Erste Symptome der Erkrankung, die auch vererbbar ist, zeigen sich schon in der Kindheit, die Manifestation erfolgt dann im Mittel im Alter zwischen 20 und 25 Jahren. Oft sind Schamgefühle der Grund dafür, dass Erkrankte nicht zum Arzt gehen. Domschke schildert den Fall einer Patientin, die Angst hat, sich zu verunreinigen.

Nach jedem Toilettengang geht die junge Frau drei Stunden lang unter die Dusche, und steckt die komplette Kleidung mit Desinfektionswaschmittel in die Waschmaschine. Während des Duschens muss sie kontrollieren, ob die Dusche noch sauber ist. Weil sie dabei selbst nichts verunreinigen will, muss die Mutter zum Saubermachen kommen. Um möglichst wenig zur Toilette gehen zu müssen, schluckt die Patientin Medikamente, die die Darmtätigkeit unterdrücken, und isst so gut wie nichts mehr. Die Folge solcher Zwänge sind oftmals Depressionen.
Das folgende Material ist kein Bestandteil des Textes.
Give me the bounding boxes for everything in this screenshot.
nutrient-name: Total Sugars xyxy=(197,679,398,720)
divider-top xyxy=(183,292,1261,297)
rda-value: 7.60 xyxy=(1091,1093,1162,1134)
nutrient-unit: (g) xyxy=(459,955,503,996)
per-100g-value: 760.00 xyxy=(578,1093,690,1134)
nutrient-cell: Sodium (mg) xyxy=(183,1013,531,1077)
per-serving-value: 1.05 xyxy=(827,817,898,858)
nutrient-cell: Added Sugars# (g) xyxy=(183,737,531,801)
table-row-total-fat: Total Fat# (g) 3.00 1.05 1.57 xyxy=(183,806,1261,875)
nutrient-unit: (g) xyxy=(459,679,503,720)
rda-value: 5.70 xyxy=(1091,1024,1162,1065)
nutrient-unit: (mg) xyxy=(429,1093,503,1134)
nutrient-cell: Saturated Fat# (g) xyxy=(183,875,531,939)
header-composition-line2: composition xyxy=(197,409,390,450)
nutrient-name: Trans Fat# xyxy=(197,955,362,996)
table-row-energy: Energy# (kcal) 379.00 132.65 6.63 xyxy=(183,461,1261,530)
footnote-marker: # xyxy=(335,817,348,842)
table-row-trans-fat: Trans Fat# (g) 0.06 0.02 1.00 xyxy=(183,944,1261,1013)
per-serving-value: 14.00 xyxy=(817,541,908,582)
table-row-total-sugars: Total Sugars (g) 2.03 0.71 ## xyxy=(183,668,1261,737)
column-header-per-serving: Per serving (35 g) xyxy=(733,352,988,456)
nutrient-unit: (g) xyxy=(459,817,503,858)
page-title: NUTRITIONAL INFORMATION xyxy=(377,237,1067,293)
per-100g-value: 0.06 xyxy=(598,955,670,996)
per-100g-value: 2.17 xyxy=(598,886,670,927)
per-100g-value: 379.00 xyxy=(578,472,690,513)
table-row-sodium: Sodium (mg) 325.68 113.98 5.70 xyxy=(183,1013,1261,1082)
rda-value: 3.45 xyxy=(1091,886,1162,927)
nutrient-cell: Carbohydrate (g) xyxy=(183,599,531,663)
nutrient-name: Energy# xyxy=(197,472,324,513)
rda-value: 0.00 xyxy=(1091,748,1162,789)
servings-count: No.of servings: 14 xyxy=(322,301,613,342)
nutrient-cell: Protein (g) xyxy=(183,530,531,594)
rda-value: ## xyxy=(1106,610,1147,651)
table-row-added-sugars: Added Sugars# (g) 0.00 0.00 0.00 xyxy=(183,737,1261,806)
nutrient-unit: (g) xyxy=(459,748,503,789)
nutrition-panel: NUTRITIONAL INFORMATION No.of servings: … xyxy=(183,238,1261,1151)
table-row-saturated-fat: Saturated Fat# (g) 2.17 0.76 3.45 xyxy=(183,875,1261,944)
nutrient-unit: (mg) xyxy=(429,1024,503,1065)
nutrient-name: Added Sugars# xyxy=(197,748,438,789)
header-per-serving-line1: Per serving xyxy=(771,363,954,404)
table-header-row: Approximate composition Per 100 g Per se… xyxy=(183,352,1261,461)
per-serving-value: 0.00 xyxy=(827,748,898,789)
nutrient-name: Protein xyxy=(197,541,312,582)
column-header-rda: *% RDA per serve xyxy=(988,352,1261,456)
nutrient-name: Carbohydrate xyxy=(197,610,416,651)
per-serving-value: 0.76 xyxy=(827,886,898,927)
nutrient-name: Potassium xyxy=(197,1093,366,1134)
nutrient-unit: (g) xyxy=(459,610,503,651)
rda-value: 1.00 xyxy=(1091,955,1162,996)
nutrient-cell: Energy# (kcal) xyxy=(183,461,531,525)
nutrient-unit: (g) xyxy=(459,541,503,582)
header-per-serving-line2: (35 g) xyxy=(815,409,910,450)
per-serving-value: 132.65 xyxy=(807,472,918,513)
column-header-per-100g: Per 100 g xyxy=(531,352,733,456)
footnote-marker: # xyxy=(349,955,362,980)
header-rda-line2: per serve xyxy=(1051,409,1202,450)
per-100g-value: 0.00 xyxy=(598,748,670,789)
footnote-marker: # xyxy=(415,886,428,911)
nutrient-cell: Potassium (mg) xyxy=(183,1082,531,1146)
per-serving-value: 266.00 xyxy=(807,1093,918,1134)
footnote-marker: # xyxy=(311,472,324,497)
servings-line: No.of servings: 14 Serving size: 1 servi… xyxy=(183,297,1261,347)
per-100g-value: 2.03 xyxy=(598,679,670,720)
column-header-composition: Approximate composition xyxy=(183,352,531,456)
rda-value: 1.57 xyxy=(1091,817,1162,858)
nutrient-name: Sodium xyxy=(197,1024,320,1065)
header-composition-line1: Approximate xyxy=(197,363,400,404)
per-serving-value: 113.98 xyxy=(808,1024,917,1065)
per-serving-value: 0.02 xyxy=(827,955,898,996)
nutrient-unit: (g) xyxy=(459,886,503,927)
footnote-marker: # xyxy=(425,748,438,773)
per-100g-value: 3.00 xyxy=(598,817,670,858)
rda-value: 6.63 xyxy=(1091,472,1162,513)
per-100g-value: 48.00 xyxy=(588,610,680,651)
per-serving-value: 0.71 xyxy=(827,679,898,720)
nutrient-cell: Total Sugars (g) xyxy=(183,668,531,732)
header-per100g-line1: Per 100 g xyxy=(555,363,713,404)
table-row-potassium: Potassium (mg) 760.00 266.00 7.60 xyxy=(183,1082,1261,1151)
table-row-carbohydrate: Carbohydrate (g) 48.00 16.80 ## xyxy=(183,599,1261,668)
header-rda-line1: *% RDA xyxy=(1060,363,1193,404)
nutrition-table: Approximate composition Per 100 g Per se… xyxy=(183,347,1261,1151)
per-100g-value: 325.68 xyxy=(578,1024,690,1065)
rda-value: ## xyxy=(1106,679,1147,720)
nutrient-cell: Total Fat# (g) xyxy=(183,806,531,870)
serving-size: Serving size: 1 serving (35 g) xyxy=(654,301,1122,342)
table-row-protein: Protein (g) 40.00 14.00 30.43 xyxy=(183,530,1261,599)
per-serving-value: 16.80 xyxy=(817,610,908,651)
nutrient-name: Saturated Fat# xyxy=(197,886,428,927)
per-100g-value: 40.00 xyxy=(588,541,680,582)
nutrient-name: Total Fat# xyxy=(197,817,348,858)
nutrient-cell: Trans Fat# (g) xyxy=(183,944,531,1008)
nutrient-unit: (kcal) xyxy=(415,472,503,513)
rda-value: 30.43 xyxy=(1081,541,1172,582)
Es gibt je nach Schwere der Erkrankung unterschiedliche Therapiemöglichkeiten. „Die Psychotherapie, das heißt die kognitive Verhaltenstherapie, ist dabei immer die erste Wahl“, sagt Professorin Domschke. Dabei werden die Ängste, die beim Unterlassen eines Zwangs auftreten, Stück für Stück abgebaut. Ist die Erkrankung stark ausgeprägt, helfe auch eine Kombination mit gut verträglichen Medikamenten, den Serotoninwiederaufnahmehemmern. Bei therapieresistenten Erkrankungen besteht die Möglichkeit einer neurochirurgischen Tiefenhirnstimulation. Auch diese wird bei dem Symposium zur Sprache kommen.

Das Symposium „Zwangserkrankungen - Mehrdimensionale und interdisziplinäre Therapieansätze“ im Hörsaal des Zentrums für Psychische Gesundheit in der Füchsleinstraße 15 in Würzburg beginnt am Samstag, 21. Februar, um 9 Uhr. Anmeldung für Interessierte ab 8.30 Uhr direkt vor Ort.